Amid Title 42's expiration, this broke blue state is considering unemployment for illegal immigrants

California legislation would give some unemployed illegal immigrants $300 for up to 20 weeks with state funds

A California bill that would provide unemployment benefits to illegal aliens is set for review this week as the Golden State braces for an influx of migrants following Title 42's expiration.

SB 227, or the Safety Net for All Workers Act, would provide laid-off illegal immigrants with $300 per week for up to 20 weeks with funds from state coffers. In March, the Los Angeles Board of Supervisors unanimously adopted a resolution supporting the statewide bill.

"We cannot take people’s money, take people’s taxes, take people’s labor and then deny them the very benefits and rights that they deserve and that they have earned," Supervisor Shamann Walton said at a protest before the board met.

California Governor Gavin Newsom behind a podium with CA seal

California Gov. Gavin Newsom vetoed a bill last year giving unemployment benefits to undocumented workers, saying "the bill needs further work to address operation issues and fiscal concerns."  (Justin Sullivan/Getty Images)


Payroll taxes on illegal immigrants contribute $485 million a year to the state's Unemployment Insurance system, according to the Safety Net for All Coalition, a group of over 120 organizations across California seeking to expand welfare programs for undocumented workers. The weekly checks plus administrative expenses in the proposed legislation is estimated to cost $356 million in state funds.

"Every day, undocumented immigrants contribute to California’s economic prosperity in agriculture, construction, clothing and other industries," said the bill's sponsor, state Sen. María Elena Durazo. "Yet immigrants continue to be shut out from California’s economic success due to unjust exclusions from the safety net." 

Border filled with migrants waiting to cross

Hundreds of migrants wait to cross the United States border before the Title 42 policy comes to an end in Ciudad Juarez, Mexico, on May 10, 2023.  (David Peinado Romero)


On Thursday the Senate Appropriations Committee will review proposed legislation that costs the state more than $50,000, which would include SB 227, and either forward a bill to the floor or bench it.

California Gov. Gavin Newsom vetoed a similar bill that passed the legislature last year, saying "the bill needs further work to address operational issues and fiscal concerns." 

But California this year is experiencing significant financial strain.

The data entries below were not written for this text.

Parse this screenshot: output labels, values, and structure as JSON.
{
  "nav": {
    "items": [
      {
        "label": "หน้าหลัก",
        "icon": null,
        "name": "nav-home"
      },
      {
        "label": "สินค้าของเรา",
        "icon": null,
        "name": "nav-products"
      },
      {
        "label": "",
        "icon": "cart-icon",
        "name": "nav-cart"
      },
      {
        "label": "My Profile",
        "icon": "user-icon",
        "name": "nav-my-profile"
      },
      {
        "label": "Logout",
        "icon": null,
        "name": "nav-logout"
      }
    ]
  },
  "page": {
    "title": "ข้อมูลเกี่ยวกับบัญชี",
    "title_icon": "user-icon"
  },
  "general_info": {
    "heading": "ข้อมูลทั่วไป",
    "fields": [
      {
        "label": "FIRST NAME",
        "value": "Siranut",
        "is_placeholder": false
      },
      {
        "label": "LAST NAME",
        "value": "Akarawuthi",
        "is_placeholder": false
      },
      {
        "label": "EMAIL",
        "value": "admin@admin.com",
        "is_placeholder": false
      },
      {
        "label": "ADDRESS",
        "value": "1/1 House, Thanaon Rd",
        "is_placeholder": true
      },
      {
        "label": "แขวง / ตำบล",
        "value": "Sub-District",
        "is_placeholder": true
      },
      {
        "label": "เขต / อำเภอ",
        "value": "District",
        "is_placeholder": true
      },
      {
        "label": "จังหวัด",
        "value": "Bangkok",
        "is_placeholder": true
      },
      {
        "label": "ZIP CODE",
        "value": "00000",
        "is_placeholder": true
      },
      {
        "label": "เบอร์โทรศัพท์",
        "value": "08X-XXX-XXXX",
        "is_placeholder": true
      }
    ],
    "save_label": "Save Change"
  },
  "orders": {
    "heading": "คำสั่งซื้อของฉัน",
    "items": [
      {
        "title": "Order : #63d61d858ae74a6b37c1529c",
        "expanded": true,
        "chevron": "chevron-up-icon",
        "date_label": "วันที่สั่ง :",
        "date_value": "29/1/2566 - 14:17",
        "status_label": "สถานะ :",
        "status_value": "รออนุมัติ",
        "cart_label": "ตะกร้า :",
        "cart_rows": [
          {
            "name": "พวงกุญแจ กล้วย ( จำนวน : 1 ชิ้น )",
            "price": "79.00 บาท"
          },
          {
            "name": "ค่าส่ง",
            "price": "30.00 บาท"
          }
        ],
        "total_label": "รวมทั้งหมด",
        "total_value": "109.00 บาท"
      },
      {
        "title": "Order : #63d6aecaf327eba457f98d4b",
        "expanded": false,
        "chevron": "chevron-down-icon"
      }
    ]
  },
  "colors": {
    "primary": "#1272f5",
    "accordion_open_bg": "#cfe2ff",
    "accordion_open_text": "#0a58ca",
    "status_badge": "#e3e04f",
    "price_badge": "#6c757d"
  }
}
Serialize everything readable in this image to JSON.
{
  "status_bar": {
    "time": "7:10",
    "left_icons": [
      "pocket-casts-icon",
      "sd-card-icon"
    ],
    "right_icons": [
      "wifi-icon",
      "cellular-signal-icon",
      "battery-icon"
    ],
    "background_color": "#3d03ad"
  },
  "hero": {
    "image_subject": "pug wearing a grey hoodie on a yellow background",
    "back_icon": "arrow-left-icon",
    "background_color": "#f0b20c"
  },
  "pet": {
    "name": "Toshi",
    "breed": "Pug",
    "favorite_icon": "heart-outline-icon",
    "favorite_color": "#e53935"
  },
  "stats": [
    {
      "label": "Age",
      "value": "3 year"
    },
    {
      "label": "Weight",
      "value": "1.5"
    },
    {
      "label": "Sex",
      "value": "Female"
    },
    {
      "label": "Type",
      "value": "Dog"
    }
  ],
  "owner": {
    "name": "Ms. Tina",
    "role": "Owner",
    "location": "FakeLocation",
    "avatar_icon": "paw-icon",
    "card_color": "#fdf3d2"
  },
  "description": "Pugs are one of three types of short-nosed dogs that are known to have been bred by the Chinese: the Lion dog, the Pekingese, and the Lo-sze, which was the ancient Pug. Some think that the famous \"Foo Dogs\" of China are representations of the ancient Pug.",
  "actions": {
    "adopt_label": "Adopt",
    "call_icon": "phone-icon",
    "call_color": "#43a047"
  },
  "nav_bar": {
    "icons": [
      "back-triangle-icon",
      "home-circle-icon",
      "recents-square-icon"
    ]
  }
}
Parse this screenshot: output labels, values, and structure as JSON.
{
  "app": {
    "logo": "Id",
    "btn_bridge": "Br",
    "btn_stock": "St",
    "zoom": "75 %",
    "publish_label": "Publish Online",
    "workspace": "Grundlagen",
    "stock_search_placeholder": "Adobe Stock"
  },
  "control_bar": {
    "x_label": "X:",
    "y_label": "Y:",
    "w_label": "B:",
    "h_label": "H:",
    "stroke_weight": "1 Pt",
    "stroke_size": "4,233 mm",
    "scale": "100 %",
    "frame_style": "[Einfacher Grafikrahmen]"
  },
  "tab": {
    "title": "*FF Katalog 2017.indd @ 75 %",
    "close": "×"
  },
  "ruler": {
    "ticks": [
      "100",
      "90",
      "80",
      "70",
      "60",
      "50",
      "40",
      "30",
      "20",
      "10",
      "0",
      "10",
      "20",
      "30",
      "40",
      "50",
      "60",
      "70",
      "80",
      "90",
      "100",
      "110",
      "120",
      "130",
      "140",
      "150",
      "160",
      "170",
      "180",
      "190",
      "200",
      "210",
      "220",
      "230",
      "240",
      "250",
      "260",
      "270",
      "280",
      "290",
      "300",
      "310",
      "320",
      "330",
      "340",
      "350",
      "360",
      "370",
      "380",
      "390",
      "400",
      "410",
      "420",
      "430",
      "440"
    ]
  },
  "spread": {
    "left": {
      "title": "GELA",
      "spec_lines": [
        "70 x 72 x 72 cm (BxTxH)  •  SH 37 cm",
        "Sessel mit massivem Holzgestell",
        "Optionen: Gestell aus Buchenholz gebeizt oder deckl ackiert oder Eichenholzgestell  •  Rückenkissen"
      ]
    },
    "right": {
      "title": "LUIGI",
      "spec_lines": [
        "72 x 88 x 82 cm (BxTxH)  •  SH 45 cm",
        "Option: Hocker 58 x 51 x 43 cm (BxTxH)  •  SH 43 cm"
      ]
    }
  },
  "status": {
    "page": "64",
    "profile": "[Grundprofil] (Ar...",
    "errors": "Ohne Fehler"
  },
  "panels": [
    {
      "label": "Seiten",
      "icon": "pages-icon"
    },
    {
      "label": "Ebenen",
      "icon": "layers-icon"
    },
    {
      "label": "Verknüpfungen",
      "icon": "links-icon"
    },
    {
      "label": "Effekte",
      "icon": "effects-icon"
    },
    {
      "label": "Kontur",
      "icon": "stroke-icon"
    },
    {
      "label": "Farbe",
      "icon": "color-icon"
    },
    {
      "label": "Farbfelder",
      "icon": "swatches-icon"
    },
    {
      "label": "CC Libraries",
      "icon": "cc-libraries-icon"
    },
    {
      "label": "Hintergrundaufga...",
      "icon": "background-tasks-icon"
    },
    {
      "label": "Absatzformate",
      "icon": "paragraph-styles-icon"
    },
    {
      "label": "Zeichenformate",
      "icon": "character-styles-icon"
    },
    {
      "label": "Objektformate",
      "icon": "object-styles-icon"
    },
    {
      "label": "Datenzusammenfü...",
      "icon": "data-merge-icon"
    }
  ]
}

Newsom announced Friday that the state's budget deficit grew to nearly $32 billion, about $10 billion more than anticipated.

"This was not an easy budget, but I hope you see we will try to do our best to hold the line and take care of the most vulnerable and most needy but still maintain prudence," Newsom said.

Here is what the border looked like as migrants gathered hours before the end of Title 42.Video

Additionally, an influx of migrants entering the state following the expiration of Title 42, could lead to more illegal immigrants that eventually rely on unemployment insurance. 

Title 42, a Trump administration era policy suspended rights to seek asylum, expired Thursday evening, bringing an influx of migrants to the border. A record 83,000 migrants crossed the border last week in anticipation of the policy's expiration, but U.S. Homeland Security Secretary Alejandro Mayorkas said border agents saw a 50% drop in the number of border crossers over the weekend. 

Just south of San Diego, roughly 15,000 migrants had gathered in Tijuana last week, filling hotels and shelters or sleeping outside in a makeshift camp while waiting for Title 42 to expire in the hopes of making it into the Golden State, The New York Times reported.